Photo of Fatima Fatima Alcantara - Chiropractic and Somatics Practitioner
somatics chiropractic faq contact
home

FREQUENTLY ASKED QUESTIONS

What is the difference between Chiropractic and Somatic Education?

Chiropractic is a well tried and tested therapy, successfully used for detecting and resolving joint malfunctioning. Practitioners are trained to look at the body from a structural perspective, paying attention to deviations from the skeleton alignment. The various chiropractic techniques employed by a chiropractor are aimed at restoring normal joint function.

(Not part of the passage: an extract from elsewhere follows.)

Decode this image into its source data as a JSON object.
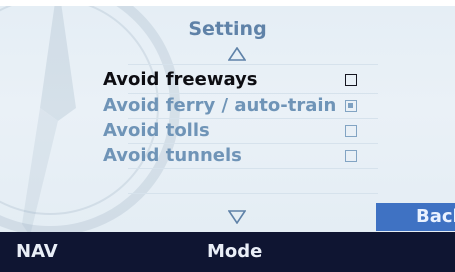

Hanna Somatic Education (H.S.E) practitioners, in contrast, do not 'treat the body'. They are trained to view the soma, or client's 'living body', as an entity who is capable of self-education and self-regulation. Their techniques are based upon slow, gentle moves aimed at 'reawakening' this self-regulatory process common to all somas. Whereas in chiropractic an adjustment is 'done to you', in Hanna Somatic Education you are assisted to become sensitive to the way you use yourself, so that you may discover new ways of moving and feeling, leading to more comfortable choices. The procedure is truly educative, a learning process where the client is an active participant.

top

What is the qualification of a Hanna Somatic Educator?

HSE Practitioners follow a 3-year programme sponsored by the Novato Institute for Somatic Research and Training, California, USA. The course is clinical as well as experiential. The training is based on the techniques as practiced by Dr Thomas Hanna. Part of the syllabus includes anatomy, functional kinesiology and neurophysiology. The emphasis is on practice.

Who was Thomas Hanna?

Thomas Hanna PhD was a philosopher, radical thinker, author and educator. His method of Somatic Educationis the result of years of inquiry and hands-on experience of how humans function. Hanna's basic ideas first appeared in Bodies in Revolt, which he wrote in 1970. This book sets out the theoretical framework he was to make concrete on the power for human transformation. However, it was not until he studied the work of other pioneers such asF. Mathias Alexander, Elsa Gindler, Gerda Alexander, Moshe Feldenkrais and the endocrinologist Hans Selye MD, that his original premise became truly alive.

He organised the first Feldenkrais training in the USA. Inspired by Feldenkrais's genius, Hanna worked as a Feldenkrais practitioner for 16 years before he made his own contribution to the somatic field. His knowledge of neurophysiology led him to coin the expression 'sensory-motor amnesia' to explain bodily dysfunction. Thomas Hanna is the only person to successfully put together a unified diagnostic model for somatic malfunctioning. He was deeply concerned about human conditioning and was aware of the resources that are available within ourselves for change. Hanna Somatic Education is brilliantly expounded in one of his books, Somatics: Reawakening the Mind's Control of Movement, Flexibility and Health (Addison-Wesley, 1988).

top

What is sensory-motor amnesia (SMA)?

Thomas Hanna described S.M.A as 'a loss of memory about how certain muscle groups feel, and how to control them.' This is a condition in which the sensory-motor neurons of the voluntary cortex have lost some portion of their ability to control all or some of the muscles of the body.'

Lack of sensory awareness triggers automatic responses. Sooner or later, our body becomes conditioned to react to stress and traumas in a habitual manner, with predictable muscular contractions. Just like reflexes, these habitual tensions seem to bypass voluntary control. Muscular patterns set in, creating imbalances between various muscle groups. That is how a chain reaction is established which eventually affects the way we function. What is missing from this mechanism is our latent capacity to uncheck the accumulation of these unconscious responses.